Carlo Felice, ritorna il pubblico

Nel giorno in cui si rincorrono voci sul possibile prolungamento dello stato di emergenza fino al 31 dicembre, il Carlo Felice, finalmente, ha riaperto i propri battenti al pubblico. Un evento che si aspettava da mesi e che è diventato realtà ieri sera, dopo che  nei giorni scorsi il Teatro aveva ricevuto la certificazione rilasciata da Rina, attestante l’adozione di una serie di norme atte a garantire la piena sicurezza al pubblico e ai dipendenti.

Un piccolo manipolo di spettatori (era consentito l’accesso a 200 persone) si è dunque sottoposti all’entrata al controllo della temperatura, ha compilato un modulo con le proprie generalità ed è entrato nella platea che pareva ancora più immensa e più bella del solito. Tutti indossavano rigorosamente le mascherine e hanno preso posto in poltrone opportunamente distanziate l’una dall’altra come prevede il decreto sulla sicurezza.

Il piacere di esserci, di vivere una sorta di pseudo ritorno alla normalità ha fatto passare persino in secondo piano il programma che pure era bello (le Serenate, splendide, di Elgar e di Cajkovskij)  e la buona volontà degli interpreti, la sezione archi dell’Orchestra genovese, guidata dal primo violino Elisabetta Garetti.

L’importante era ribadire la volontà di una ripartenza in un momento in cui il futuro è tutt’altro che sereno.

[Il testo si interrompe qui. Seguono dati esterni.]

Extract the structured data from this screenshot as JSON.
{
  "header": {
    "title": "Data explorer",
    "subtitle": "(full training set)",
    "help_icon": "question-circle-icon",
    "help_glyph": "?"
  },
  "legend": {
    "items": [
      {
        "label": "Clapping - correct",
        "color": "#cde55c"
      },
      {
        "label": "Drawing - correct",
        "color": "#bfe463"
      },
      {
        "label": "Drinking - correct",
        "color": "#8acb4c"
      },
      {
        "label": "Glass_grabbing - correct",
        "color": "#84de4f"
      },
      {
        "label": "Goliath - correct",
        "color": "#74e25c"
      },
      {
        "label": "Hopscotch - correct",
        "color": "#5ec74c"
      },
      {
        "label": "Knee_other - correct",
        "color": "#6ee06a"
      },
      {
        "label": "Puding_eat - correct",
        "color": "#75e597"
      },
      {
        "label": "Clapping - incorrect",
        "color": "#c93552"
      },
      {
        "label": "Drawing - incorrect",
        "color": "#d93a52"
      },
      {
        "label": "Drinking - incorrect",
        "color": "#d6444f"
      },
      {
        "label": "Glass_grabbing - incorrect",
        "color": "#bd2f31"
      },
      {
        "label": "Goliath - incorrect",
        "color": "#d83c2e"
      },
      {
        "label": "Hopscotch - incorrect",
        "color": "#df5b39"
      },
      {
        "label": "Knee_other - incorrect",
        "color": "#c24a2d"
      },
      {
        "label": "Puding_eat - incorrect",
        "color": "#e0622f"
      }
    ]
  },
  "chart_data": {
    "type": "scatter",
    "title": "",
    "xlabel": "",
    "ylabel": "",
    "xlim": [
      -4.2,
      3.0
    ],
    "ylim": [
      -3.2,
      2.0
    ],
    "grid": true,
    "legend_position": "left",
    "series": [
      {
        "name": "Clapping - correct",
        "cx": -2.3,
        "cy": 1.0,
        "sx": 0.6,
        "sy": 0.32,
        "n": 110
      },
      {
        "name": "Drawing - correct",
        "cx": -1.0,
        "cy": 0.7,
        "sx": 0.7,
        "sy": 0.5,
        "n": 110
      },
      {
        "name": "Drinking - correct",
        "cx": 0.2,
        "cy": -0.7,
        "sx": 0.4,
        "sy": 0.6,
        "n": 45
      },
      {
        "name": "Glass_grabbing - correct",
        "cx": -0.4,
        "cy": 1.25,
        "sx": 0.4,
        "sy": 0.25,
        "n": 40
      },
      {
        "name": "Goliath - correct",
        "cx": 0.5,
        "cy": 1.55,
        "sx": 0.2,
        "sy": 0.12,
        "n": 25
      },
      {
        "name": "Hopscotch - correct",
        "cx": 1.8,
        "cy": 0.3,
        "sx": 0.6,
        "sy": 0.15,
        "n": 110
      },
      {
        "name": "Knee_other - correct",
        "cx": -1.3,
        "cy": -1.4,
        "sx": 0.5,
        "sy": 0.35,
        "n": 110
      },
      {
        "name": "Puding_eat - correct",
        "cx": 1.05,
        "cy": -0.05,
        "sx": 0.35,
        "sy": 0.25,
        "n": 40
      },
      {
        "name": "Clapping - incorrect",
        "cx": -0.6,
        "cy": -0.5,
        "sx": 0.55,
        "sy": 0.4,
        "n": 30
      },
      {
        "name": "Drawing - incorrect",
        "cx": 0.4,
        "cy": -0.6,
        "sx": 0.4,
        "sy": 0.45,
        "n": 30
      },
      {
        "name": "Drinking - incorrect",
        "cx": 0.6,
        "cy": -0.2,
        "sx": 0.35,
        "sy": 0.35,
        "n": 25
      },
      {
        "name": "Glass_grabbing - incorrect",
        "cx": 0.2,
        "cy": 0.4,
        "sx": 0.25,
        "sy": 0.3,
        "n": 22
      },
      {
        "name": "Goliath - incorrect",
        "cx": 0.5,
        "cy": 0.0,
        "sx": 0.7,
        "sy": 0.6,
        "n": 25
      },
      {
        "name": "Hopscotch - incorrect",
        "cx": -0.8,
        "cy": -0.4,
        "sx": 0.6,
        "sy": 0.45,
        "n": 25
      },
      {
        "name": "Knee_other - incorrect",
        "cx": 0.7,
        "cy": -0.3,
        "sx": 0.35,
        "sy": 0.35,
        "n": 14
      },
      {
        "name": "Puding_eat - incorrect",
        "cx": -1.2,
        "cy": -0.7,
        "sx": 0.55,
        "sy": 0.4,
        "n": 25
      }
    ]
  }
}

E ci si interroga anche sulle contraddizioni di questa fase (2? 3?). Rigore massimo (e doveroso) in Teatro e sembra assurdo che una platea di 2000 posti debba essere limitata ad appena 200 persone. Una prudenza esagerata che si accetterebbe volentieri come espressione di grande rigore se però non ci si imbattesse per strada in bus pieni all’inverosimile e per televisione non si vedessero spiagge affollate, per non dire dei tifosi abbracciati per i goal dei propri beniamini in braghe di tela. Insomma, come sempre in Italia si viaggia a due velocità: però in questo caso a rischiare siamo tutti perché se effettivamente l’emergenza si protrarrà fino a dicembre saranno molte le realtà del mondo dello spettacolo (per limitarci al nostro settore) che rischieranno di non riprendersi.

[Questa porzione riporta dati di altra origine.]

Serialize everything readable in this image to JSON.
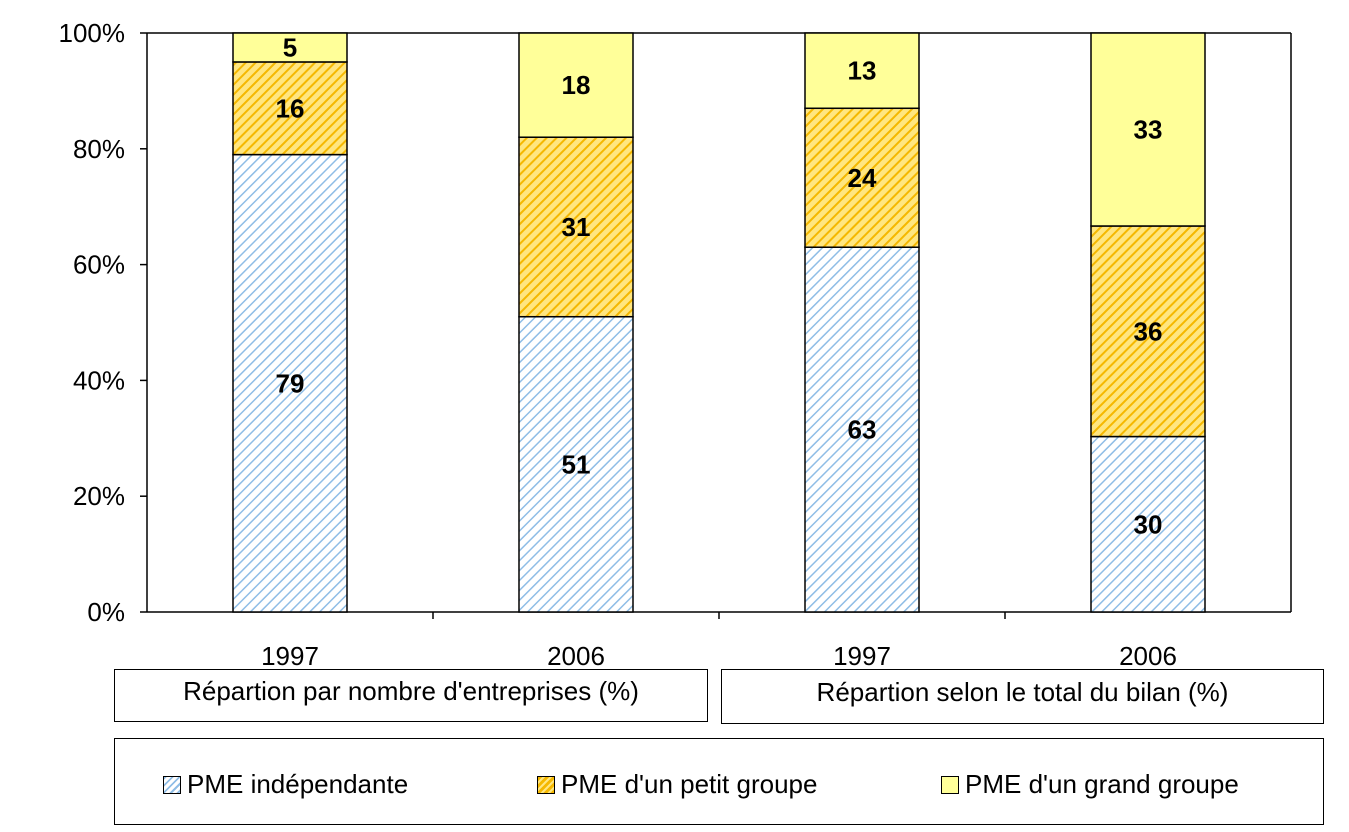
{
  "chart_data": {
    "type": "bar",
    "stacked": true,
    "percent": true,
    "categories": [
      "1997",
      "2006",
      "1997",
      "2006"
    ],
    "groups": [
      "Répartion par nombre d'entreprises (%)",
      "Répartion selon le total du bilan (%)"
    ],
    "series": [
      {
        "name": "PME indépendante",
        "values": [
          79,
          51,
          63,
          30
        ],
        "color": "#9dc3e6",
        "pattern": "light-diagonal"
      },
      {
        "name": "PME d'un petit groupe",
        "values": [
          16,
          31,
          24,
          36
        ],
        "color": "#ffc000",
        "pattern": "dark-diagonal"
      },
      {
        "name": "PME d'un grand groupe",
        "values": [
          5,
          18,
          13,
          33
        ],
        "color": "#ffff99",
        "pattern": "solid"
      }
    ],
    "yticks": [
      "0%",
      "20%",
      "40%",
      "60%",
      "80%",
      "100%"
    ],
    "ylim": [
      0,
      100
    ],
    "legend_position": "bottom"
  }
}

Tornando alla festa, sul palcoscenico come si è detto, gli archi del Teatro: violini e viole in piedi, ognuno con il proprio leggio. Mascherine sistemate accanto agli spartiti e poi con l’attacco del primo violino Elisabetta Garetti,  le due citate Serenate.

Un programma non facile anche perché la partitura del grande compositore russo è particolarmente conosciuta e amata dai musicofili. E qualche insidia certamente la nasconde, soprattutto se la lettura prescinde dalla figura del direttore.

L’esito alla fine è stato complessivamente piacevole, l’orchestra ha ricevuto calorosi applausi, il primo violino anche un bellissimo mazzo di fiori consegnato dall’emozionato sovrintendente Claudio Orazi.

Ora l’attenzione si sposta sull’inaugurazione di nervi, venerdì prossimo, attendendo le nuove disposizioni sulla sicurezza.